Location
- 550 Baltimore Blvd. Westminster, (Carroll County), Maryland 21157 United States 39°34′1″N 76°58′38″W﻿ / ﻿39.56694°N 76.97722°W

Information
- Type: Private
- Motto: Strength - Integrity - Honesty
- Religious affiliation: Independent Baptist
- Established: 1973
- Administrator: Todd Comstock
- Grades: PreK-12
- Colors: red, blue, white
- Athletics: Boys soccer, girls volleyball, boys basketball, girls basketball, boys baseball, girls soccer
- Team name: Patriots
- Yearbook: The Patriot
- Website: http://www.carrollchristian.com

= Carroll Christian Schools =

Private school in Westminster, Maryland, United States

Carroll Christian Schools is a private Christian school in Westminster, Maryland. The school began as Carroll Christian Academy in 1973 in conjunction with the Church of the Open Door. The school slowly grew and added grades throughout the 1970s until its first high school graduation in 1982. Aletha Carlson was the first principal of the school.

==Facilities==
In addition to the original sanctuary (the cornerstone reads 1967), numerous buildings have been added.

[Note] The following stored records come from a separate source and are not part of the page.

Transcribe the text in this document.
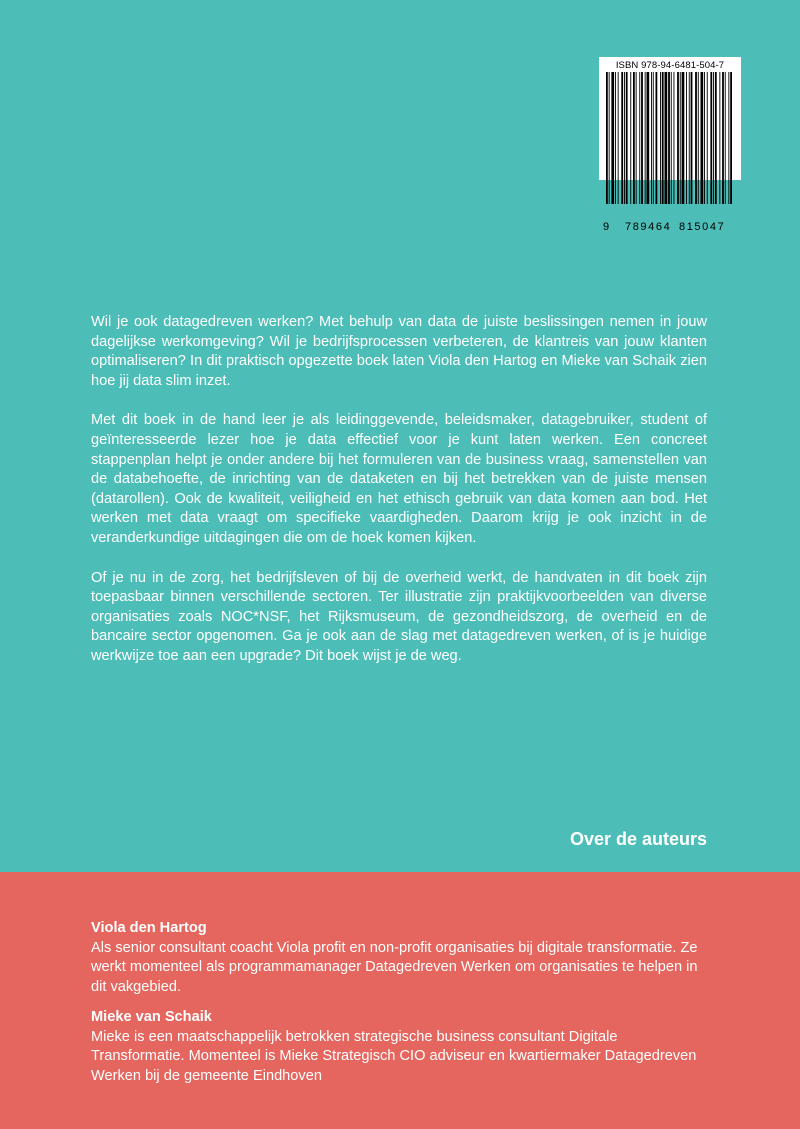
ISBN 978-94-6481-504-7
9 789464 815047

Wil je ook datagedreven werken? Met behulp van data de juiste beslissingen nemen in jouw dagelijkse werkomgeving? Wil je bedrijfsprocessen verbeteren, de klantreis van jouw klanten optimaliseren? In dit praktisch opgezette boek laten Viola den Hartog en Mieke van Schaik zien hoe jij data slim inzet.

Met dit boek in de hand leer je als leidinggevende, beleidsmaker, datagebruiker, student of geïnteresseerde lezer hoe je data effectief voor je kunt laten werken. Een concreet stappenplan helpt je onder andere bij het formuleren van de business vraag, samenstellen van de databehoefte, de inrichting van de dataketen en bij het betrekken van de juiste mensen (datarollen). Ook de kwaliteit, veiligheid en het ethisch gebruik van data komen aan bod. Het werken met data vraagt om specifieke vaardigheden. Daarom krijg je ook inzicht in de veranderkundige uitdagingen die om de hoek komen kijken.

Of je nu in de zorg, het bedrijfsleven of bij de overheid werkt, de handvaten in dit boek zijn toepasbaar binnen verschillende sectoren. Ter illustratie zijn praktijkvoorbeelden van diverse organisaties zoals NOC*NSF, het Rijksmuseum, de gezondheidszorg, de overheid en de bancaire sector opgenomen. Ga je ook aan de slag met datagedreven werken, of is je huidige werkwijze toe aan een upgrade? Dit boek wijst je de weg.

Over de auteurs
Viola den Hartog
Als senior consultant coacht Viola profit en non-profit organisaties bij digitale transformatie. Ze werkt momenteel als programmamanager Datagedreven Werken om organisaties te helpen in dit vakgebied.
Mieke van Schaik
Mieke is een maatschappelijk betrokken strategische business consultant Digitale Transformatie. Momenteel is Mieke Strategisch CIO adviseur en kwartiermaker Datagedreven Werken bij de gemeente Eindhoven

The original sanctuary is the Baker building, named after the founding pastor of the church, Reverend Ernest Baker. A major addition was completed in the early 1970s along the west side of the original structure. This addition contained classrooms and office space and is now known as the Bose building, named after the second pastor of the church, Reverend Homer Bose.

Two small duplex style classroom buildings were constructed in the late 1970s. During the tenure of Dr. Shelton Smith from 1979 to 1995, small portions of land were acquired from an adjoining commercial nursery and a gym/high school building was eventually constructed in the mid-1990s. When Dr. Smith left the church to become editor of The Sword of the Lord, the gym/high school building was named in his honor.

Shortly thereafter, the church was able to acquire much of the undeveloped land in the immediate area. Portions of the property were then utilized (i.e. ballfields, parking, storage, etc.) to support both the church and school. Several years later a sizable addition to the high school (nearly doubling its size) was added. The campus is now large enough to accommodate future growth of the church and the school if need be.

==Athletics==
The Carroll Christian Patriots compete in four different sports that include soccer, basketball, baseball, and volleyball.

The school's volleyball and soccer teams compete in the National Association of Christian Athletes (NACA) under their Division II competition. The Patriots volleyball team won the NACA National Championship in 2009 and were State Champions in 2008.

The athletic department is also a member in the Maryland Association of Christian Schools Athletic Conference (MACSAC) in which the school competes against 11 other Christian schools. The Boys Varsity Soccer team won the MACSAC Championships for the 1995–96, 1996–97, 2008–09 academic years. The Boys Varsity Basketball team won three MACSAC Championships in a row from 1996 to 1998. In Baseball, the Boys Varsity won Championships in 1998 and 2000. The Girls Varsity team won 10 championships in Volleyball, eight championships in basketball, one championship in softball, and two championships in soccer.